Death. Gen. Augusto Pinochet, the corrupt dictator renowned for making dissidents disappear, dies before he can face trial. The Zeitgeist has a feeling Pinochet is going somewhere that won’t be so Chile.

Sign of the Apocalypto
Iran. President Mahmoud Ahmadinejad hosts a conference for people who think the Holocaust never happened—not that there would have been anything wrong with that! Afterward, he insists he never said that Israel should be destroyed, never served as a consultant to James Baker on the Iraq Study Group, and never warned Mel Gibson to watch out for Jews on the California Highway Patrol.

Failure of Intelligence
Democrats. Incoming Senate appropriations chairman Robert C. Byrd, D-W.Va., stuns his colleagues by accepting a one-year moratorium on earmarks. It will be known as the Robert C. Byrd Earmark Moratorium, and scholars will study it for decades at the Robert C. Byrd Center for Earmark Analysis. Meanwhile, incoming House intelligence chairman Silvestre Reyes, D-Texas, flubs a quiz on Iraqi sects. Here’s a quick primer, congressman: The Sunnis hate the Shiites. The Shiites hate the Sunnis. And they all hate us.

Political Football
2008. Sen. Barack Obama, D-Ill., appeals to male voters with a guest spot on ESPN’s Monday Night Football. Expect Sen. Hillary Rodham Clinton, D-N.Y., to appear soon on Oxygen or Lifetime, and Rep. Dennis Kucinich, D-Ohio, to show up on the SciFi Channel. Kucinich proclaims himself a serious candidate for the Democratic nomination, but refuses to explain why his campaign slogan remains “Just Here for the Bud Light.”
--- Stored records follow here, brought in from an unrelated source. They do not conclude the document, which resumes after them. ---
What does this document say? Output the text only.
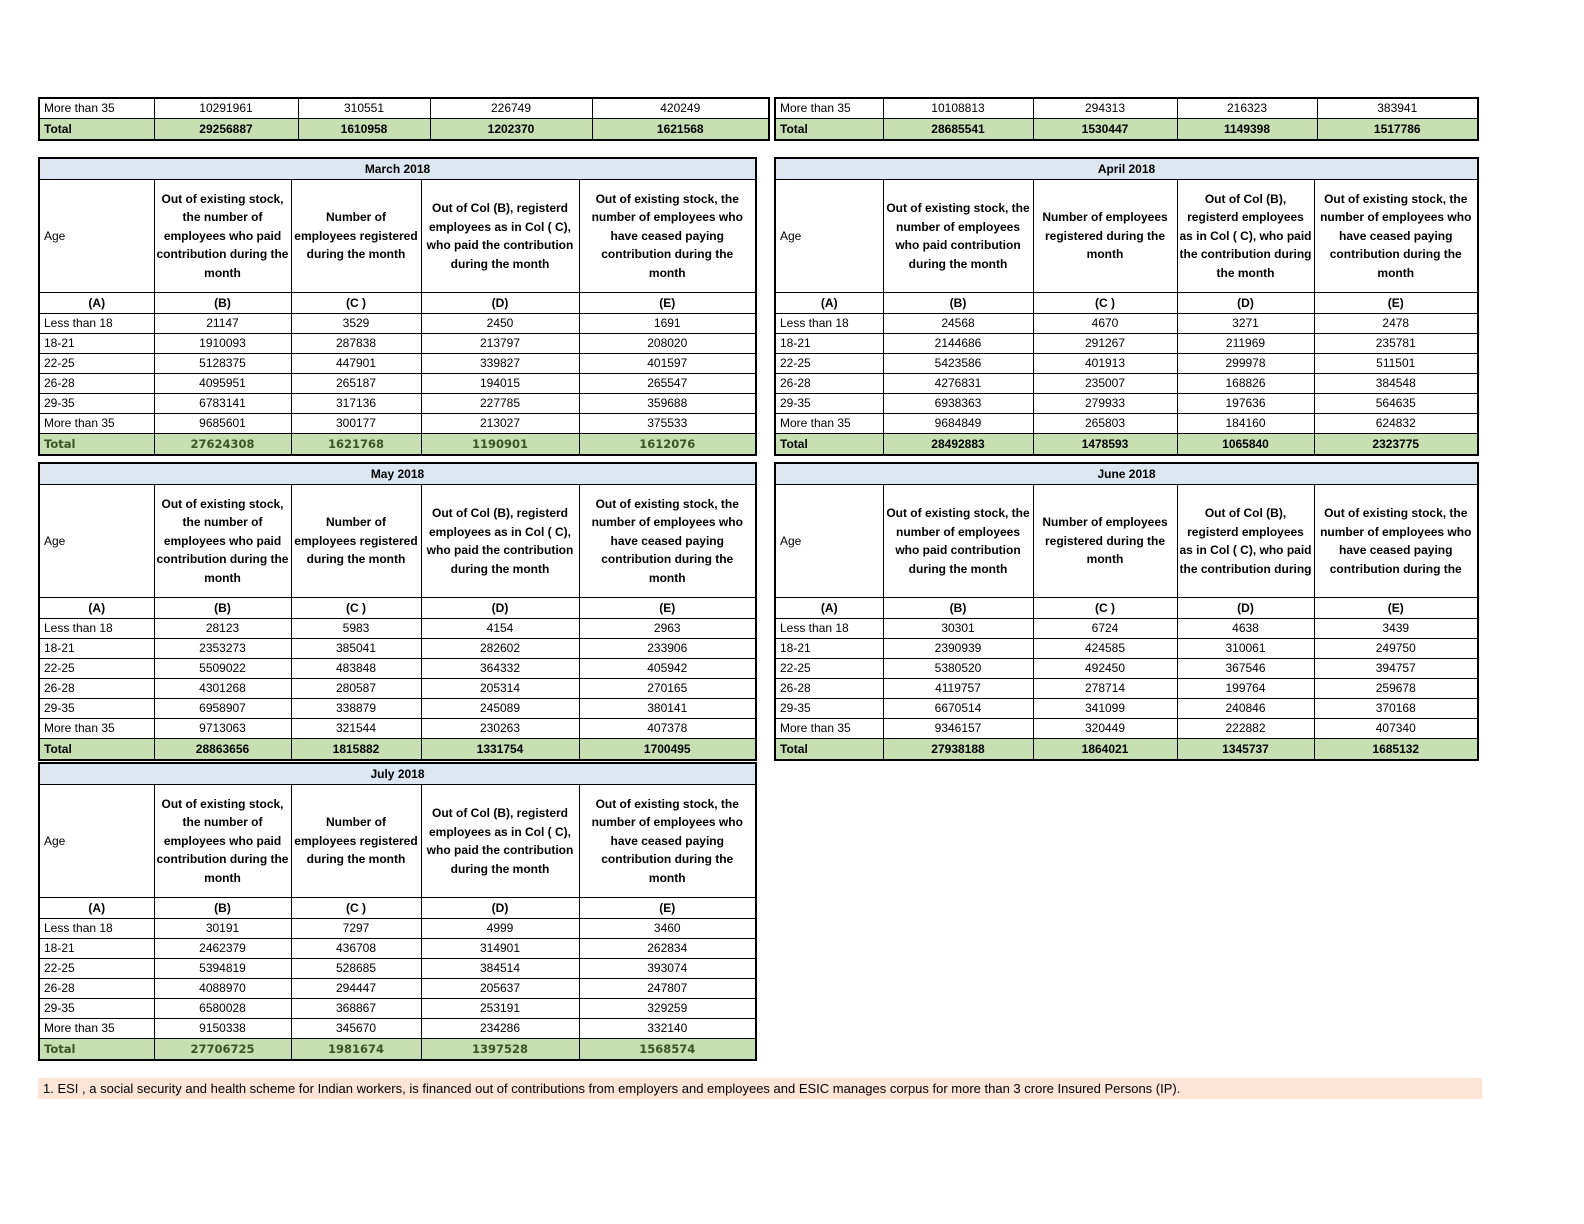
More than 35	10291961	310551	226749	420249
Total	29256887	1610958	1202370	1621568
More than 35	10108813	294313	216323	383941
Total	28685541	1530447	1149398	1517786
March 2018				

Age	Out of existing stock, the number of employees who paid contribution during the month	Number of employees registered during the month	Out of Col (B), registerd employees as in Col ( C), who paid the contribution during the month	Out of existing stock, the number of employees who have ceased paying contribution during the month

(A)	(B)	(C )	(D)	(E)
Less than 18	21147	3529	2450	1691
18-21	1910093	287838	213797	208020
22-25	5128375	447901	339827	401597
26-28	4095951	265187	194015	265547
29-35	6783141	317136	227785	359688
More than 35	9685601	300177	213027	375533
Total	27624308	1621768	1190901	1612076
April 2018				

Age	Out of existing stock, the number of employees who paid contribution during the month	Number of employees registered during the month	Out of Col (B), registerd employees as in Col ( C), who paid the contribution during the month	Out of existing stock, the number of employees who have ceased paying contribution during the month

(A)	(B)	(C )	(D)	(E)
Less than 18	24568	4670	3271	2478
18-21	2144686	291267	211969	235781
22-25	5423586	401913	299978	511501
26-28	4276831	235007	168826	384548
29-35	6938363	279933	197636	564635
More than 35	9684849	265803	184160	624832
Total	28492883	1478593	1065840	2323775
May 2018				

Age	Out of existing stock, the number of employees who paid contribution during the month	Number of employees registered during the month	Out of Col (B), registerd employees as in Col ( C), who paid the contribution during the month	Out of existing stock, the number of employees who have ceased paying contribution during the month

(A)	(B)	(C )	(D)	(E)
Less than 18	28123	5983	4154	2963
18-21	2353273	385041	282602	233906
22-25	5509022	483848	364332	405942
26-28	4301268	280587	205314	270165
29-35	6958907	338879	245089	380141
More than 35	9713063	321544	230263	407378
Total	28863656	1815882	1331754	1700495
June 2018				

Age	Out of existing stock, the number of employees who paid contribution during the month	Number of employees registered during the month	Out of Col (B), registerd employees as in Col ( C), who paid the contribution during	Out of existing stock, the number of employees who have ceased paying contribution during the

(A)	(B)	(C )	(D)	(E)
Less than 18	30301	6724	4638	3439
18-21	2390939	424585	310061	249750
22-25	5380520	492450	367546	394757
26-28	4119757	278714	199764	259678
29-35	6670514	341099	240846	370168
More than 35	9346157	320449	222882	407340
Total	27938188	1864021	1345737	1685132
July 2018				

Age	Out of existing stock, the number of employees who paid contribution during the month	Number of employees registered during the month	Out of Col (B), registerd employees as in Col ( C), who paid the contribution during the month	Out of existing stock, the number of employees who have ceased paying contribution during the month

(A)	(B)	(C )	(D)	(E)
Less than 18	30191	7297	4999	3460
18-21	2462379	436708	314901	262834
22-25	5394819	528685	384514	393074
26-28	4088970	294447	205637	247807
29-35	6580028	368867	253191	329259
More than 35	9150338	345670	234286	332140
Total	27706725	1981674	1397528	1568574
1. ESI , a social security and health scheme for Indian workers, is financed out of contributions from employers and employees and ESIC manages corpus for more than 3 crore Insured Persons (IP).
“I loved it!” – Mel Gibson
Middle East. Former President Jimmy Carter defends his best-selling new book, which blames most of the problems in the Middle East on Israel. He’s now planning a sequel, which blames most of the problems in Ishtar on some assistant producer named Mordecai Rabinowitz. In other news, Ahmadinejad insists he’s never worked as a presidential ghostwriter.

The Unkindest Cut
Health. A new study suggests that circumcision may reduce HIV transmission rates by as much as 50 percent, the first evidence that removing the foreskin can prevent sexually transmitted diseases. The Bill and Melinda Gates Foundation immediately funds the fledgling relief group Mohels Without Borders.
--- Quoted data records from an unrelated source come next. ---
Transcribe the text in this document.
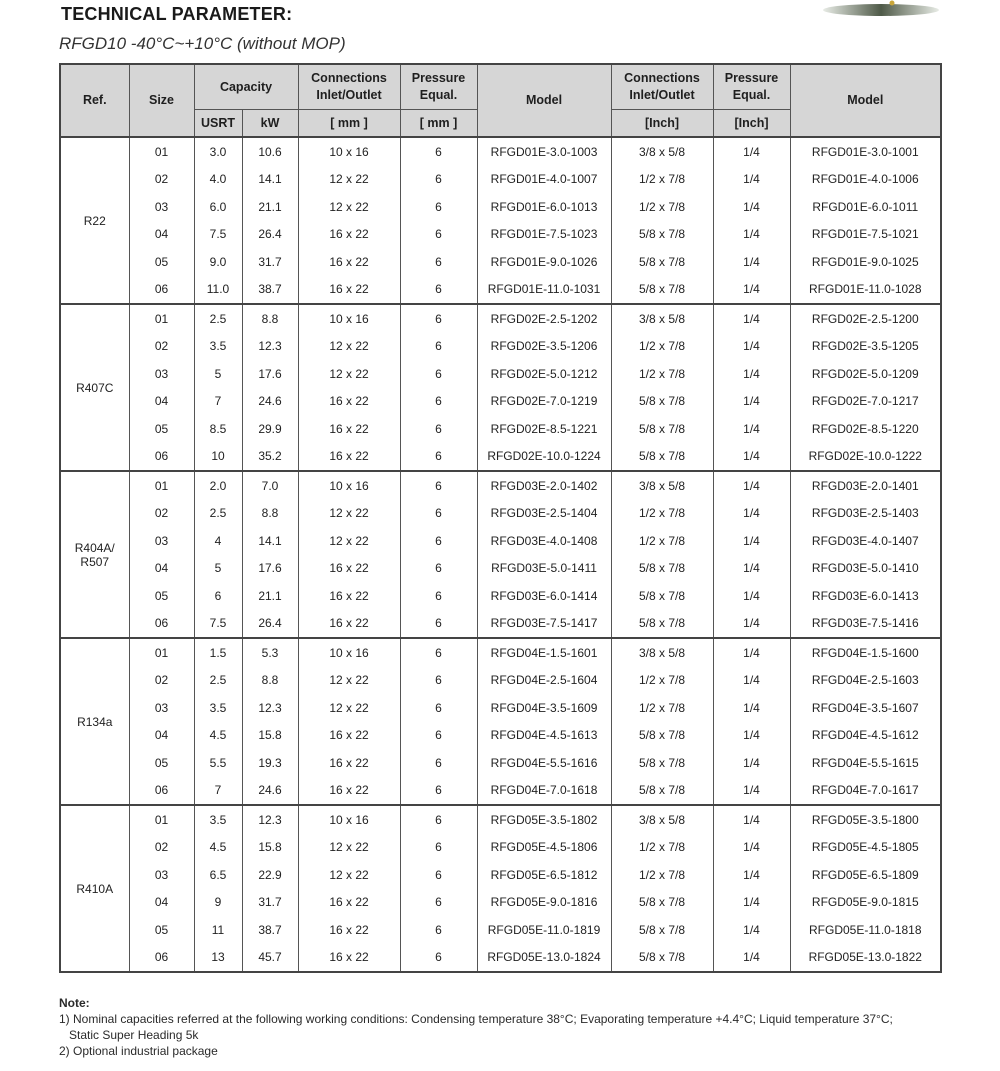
TECHNICAL PARAMETER:
RFGD10 -40°C~+10°C (without MOP)
Ref.	Size	Capacity		Connections Inlet/Outlet	Pressure Equal.	Model	Connections Inlet/Outlet	Pressure Equal.	Model
		USRT	kW	[ mm ]	[ mm ]		[Inch]	[Inch]	
R22	01	3.0	10.6	10 x 16	6	RFGD01E-3.0-1003	3/8 x 5/8	1/4	RFGD01E-3.0-1001
	02	4.0	14.1	12 x 22	6	RFGD01E-4.0-1007	1/2 x 7/8	1/4	RFGD01E-4.0-1006
	03	6.0	21.1	12 x 22	6	RFGD01E-6.0-1013	1/2 x 7/8	1/4	RFGD01E-6.0-1011
	04	7.5	26.4	16 x 22	6	RFGD01E-7.5-1023	5/8 x 7/8	1/4	RFGD01E-7.5-1021
	05	9.0	31.7	16 x 22	6	RFGD01E-9.0-1026	5/8 x 7/8	1/4	RFGD01E-9.0-1025
	06	11.0	38.7	16 x 22	6	RFGD01E-11.0-1031	5/8 x 7/8	1/4	RFGD01E-11.0-1028
R407C	01	2.5	8.8	10 x 16	6	RFGD02E-2.5-1202	3/8 x 5/8	1/4	RFGD02E-2.5-1200
	02	3.5	12.3	12 x 22	6	RFGD02E-3.5-1206	1/2 x 7/8	1/4	RFGD02E-3.5-1205
	03	5	17.6	12 x 22	6	RFGD02E-5.0-1212	1/2 x 7/8	1/4	RFGD02E-5.0-1209
	04	7	24.6	16 x 22	6	RFGD02E-7.0-1219	5/8 x 7/8	1/4	RFGD02E-7.0-1217
	05	8.5	29.9	16 x 22	6	RFGD02E-8.5-1221	5/8 x 7/8	1/4	RFGD02E-8.5-1220
	06	10	35.2	16 x 22	6	RFGD02E-10.0-1224	5/8 x 7/8	1/4	RFGD02E-10.0-1222
R404A/ R507	01	2.0	7.0	10 x 16	6	RFGD03E-2.0-1402	3/8 x 5/8	1/4	RFGD03E-2.0-1401
	02	2.5	8.8	12 x 22	6	RFGD03E-2.5-1404	1/2 x 7/8	1/4	RFGD03E-2.5-1403
	03	4	14.1	12 x 22	6	RFGD03E-4.0-1408	1/2 x 7/8	1/4	RFGD03E-4.0-1407
	04	5	17.6	16 x 22	6	RFGD03E-5.0-1411	5/8 x 7/8	1/4	RFGD03E-5.0-1410
	05	6	21.1	16 x 22	6	RFGD03E-6.0-1414	5/8 x 7/8	1/4	RFGD03E-6.0-1413
	06	7.5	26.4	16 x 22	6	RFGD03E-7.5-1417	5/8 x 7/8	1/4	RFGD03E-7.5-1416
R134a	01	1.5	5.3	10 x 16	6	RFGD04E-1.5-1601	3/8 x 5/8	1/4	RFGD04E-1.5-1600
	02	2.5	8.8	12 x 22	6	RFGD04E-2.5-1604	1/2 x 7/8	1/4	RFGD04E-2.5-1603
	03	3.5	12.3	12 x 22	6	RFGD04E-3.5-1609	1/2 x 7/8	1/4	RFGD04E-3.5-1607
	04	4.5	15.8	16 x 22	6	RFGD04E-4.5-1613	5/8 x 7/8	1/4	RFGD04E-4.5-1612
	05	5.5	19.3	16 x 22	6	RFGD04E-5.5-1616	5/8 x 7/8	1/4	RFGD04E-5.5-1615
	06	7	24.6	16 x 22	6	RFGD04E-7.0-1618	5/8 x 7/8	1/4	RFGD04E-7.0-1617
R410A	01	3.5	12.3	10 x 16	6	RFGD05E-3.5-1802	3/8 x 5/8	1/4	RFGD05E-3.5-1800
	02	4.5	15.8	12 x 22	6	RFGD05E-4.5-1806	1/2 x 7/8	1/4	RFGD05E-4.5-1805
	03	6.5	22.9	12 x 22	6	RFGD05E-6.5-1812	1/2 x 7/8	1/4	RFGD05E-6.5-1809
	04	9	31.7	16 x 22	6	RFGD05E-9.0-1816	5/8 x 7/8	1/4	RFGD05E-9.0-1815
	05	11	38.7	16 x 22	6	RFGD05E-11.0-1819	5/8 x 7/8	1/4	RFGD05E-11.0-1818
	06	13	45.7	16 x 22	6	RFGD05E-13.0-1824	5/8 x 7/8	1/4	RFGD05E-13.0-1822
Note:
1) Nominal capacities referred at the following working conditions: Condensing temperature 38°C; Evaporating temperature +4.4°C; Liquid temperature 37°C;
Static Super Heading 5k
2) Optional industrial package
Did Hillary Want Fashion Advice?
Royalty. Revelations in British tabloids about the Clinton administration wiretapping Princess Diana turn out to be false. Right-wingers who seized on the breathless reports to attack the Clinton family swiftly and profusely apologize for fanning the flames of a bogus scandal. After which the Redskins win nine straight, Baghdad becomes a popular tourist destination, and Mel Gibson founds a Malibu chapter of B’nai B’rith.

Backdoor Cut and Run
Sports. NBA Commissioner David Stern ends his league’s disastrous experiment with a lousy new synthetic ball, admitting his mistake and bringing back the old leather ball. His PR strategy is dismissed by Bush, who thinks Stern should stay the course with the lousy ball and force his successor to make the choice to ditch it, and by Ahmadinejad, who thinks Stern should insist that the new ball never happened.